On the cloud provider side, we have seen the hyperscalers move aggressively to partner with model vendors or in some cases, develop their own LLMs (Microsoft with OpenAI, Amazon with Anthropic, Google with Gemini) so that the models can be consumed through a customer’s existing cloud environment. By consuming LLMs through their existing cloud provider, customers can leverage their existing infrastructure setup (e.g. storage and data ingestion) to more easily deploy LLMs. Additionally, customers are also able to benefit from the existing data security / privacy and general enterprise controls (e.g. identity and access) within their cloud environment. Lastly, cloud providers are also enabling customers to pay for LLM usage with their existing cloud compute credits, which greatly simplifies the customer billing and procurement process. All these benefits combined suggests that we should expect to see a significant number of enterprise customers consume LLMs through their existing cloud provider both today and over time, which we see validated in our data across all vendors.

Given the strong and growing popularity of consuming LLMs through a customer’s respective cloud provider, we believe it’s possible that the evolution of the LLM market will align with their respective hyperscaler partner.

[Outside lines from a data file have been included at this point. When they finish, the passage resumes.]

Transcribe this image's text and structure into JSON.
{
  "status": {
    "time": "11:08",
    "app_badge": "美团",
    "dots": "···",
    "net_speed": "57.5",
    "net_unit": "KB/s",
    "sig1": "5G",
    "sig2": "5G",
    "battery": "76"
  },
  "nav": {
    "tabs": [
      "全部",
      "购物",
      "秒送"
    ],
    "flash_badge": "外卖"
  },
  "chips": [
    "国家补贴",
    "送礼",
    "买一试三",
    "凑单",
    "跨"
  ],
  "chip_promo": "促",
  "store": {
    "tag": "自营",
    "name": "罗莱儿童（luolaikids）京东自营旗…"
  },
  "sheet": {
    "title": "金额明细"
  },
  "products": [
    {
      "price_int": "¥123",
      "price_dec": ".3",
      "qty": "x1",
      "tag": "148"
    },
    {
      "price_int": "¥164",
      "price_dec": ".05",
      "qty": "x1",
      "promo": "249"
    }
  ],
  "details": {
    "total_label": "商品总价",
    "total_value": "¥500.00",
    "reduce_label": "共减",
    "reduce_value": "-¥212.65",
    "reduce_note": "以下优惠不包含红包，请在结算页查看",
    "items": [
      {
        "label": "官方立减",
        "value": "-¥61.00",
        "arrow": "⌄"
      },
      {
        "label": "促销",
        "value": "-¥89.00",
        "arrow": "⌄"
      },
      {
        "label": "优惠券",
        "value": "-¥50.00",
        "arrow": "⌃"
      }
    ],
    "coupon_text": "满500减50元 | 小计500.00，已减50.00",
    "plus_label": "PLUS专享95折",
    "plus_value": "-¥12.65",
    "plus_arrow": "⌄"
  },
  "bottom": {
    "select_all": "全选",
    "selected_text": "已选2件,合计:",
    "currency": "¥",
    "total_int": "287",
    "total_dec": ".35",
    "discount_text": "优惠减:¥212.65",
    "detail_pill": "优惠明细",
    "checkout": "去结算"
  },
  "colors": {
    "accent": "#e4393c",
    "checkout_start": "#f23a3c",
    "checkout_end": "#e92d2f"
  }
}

In other words, an enterprise using Microsoft Azure will be more likely to use OpenAI and an enterprise using Amazon AWS is more likely to use Anthropic as long as there is no significant performance gap between models available through the different hyperscalers.

Some Friction in Switching Between Models

While enterprises are clearly still maintaining their flexibility when it comes to model selection, there are some initial signs that some stickiness could emerge once the pace of change in model performance starts to slow down. In our discussions with executives, they’ve told us that while switching can be done, there are several reasons that doing so presents challenges.

First, prompts are designed and optimized for specific models and aren’t completely transferable.  And after switching models, a company will have to re-evaluate and optimize its tests—but  the required tooling and frameworks to do so also aren’t always compatible between the different vendors.

Furthermore, it takes time and engineering resources to prepare the supporting infrastructure, such as data ingestion, to import data into LLMs and handle LLM outputs. And they also aren’t necessarily transferable between models.

What’s more, certain companies have specific proprietary data that  requires customization to fine-tune the models. That work would all need to be redone when switching to a different model. And certain models have features or advantages over others, such as support for agentic workflows or larger context windows. The foundational model vendors will no doubt try to expand on features that can increase the lock-in into their models.

Enterprises Already Dedicating Significant Budgets to Foundational Model

As a measure of how much of a priority enterprises are placing upon Generative AI, companies are already making large financial commitments to models today. About 25% of respondents spend more than $3 million in 2023. That number is expected to rise to nearly 50% in 2024 (as a reminder, our survey targeted companies with >1,000 FTEs). As noted above, foundation models are increasingly moving from experimental to production uses cases and budgets are growing as a result. One cautionary note for vendors outside of GenAI is that the spent on foundational models (and related infrastructure) has at least partially been cannibalizing other budgets.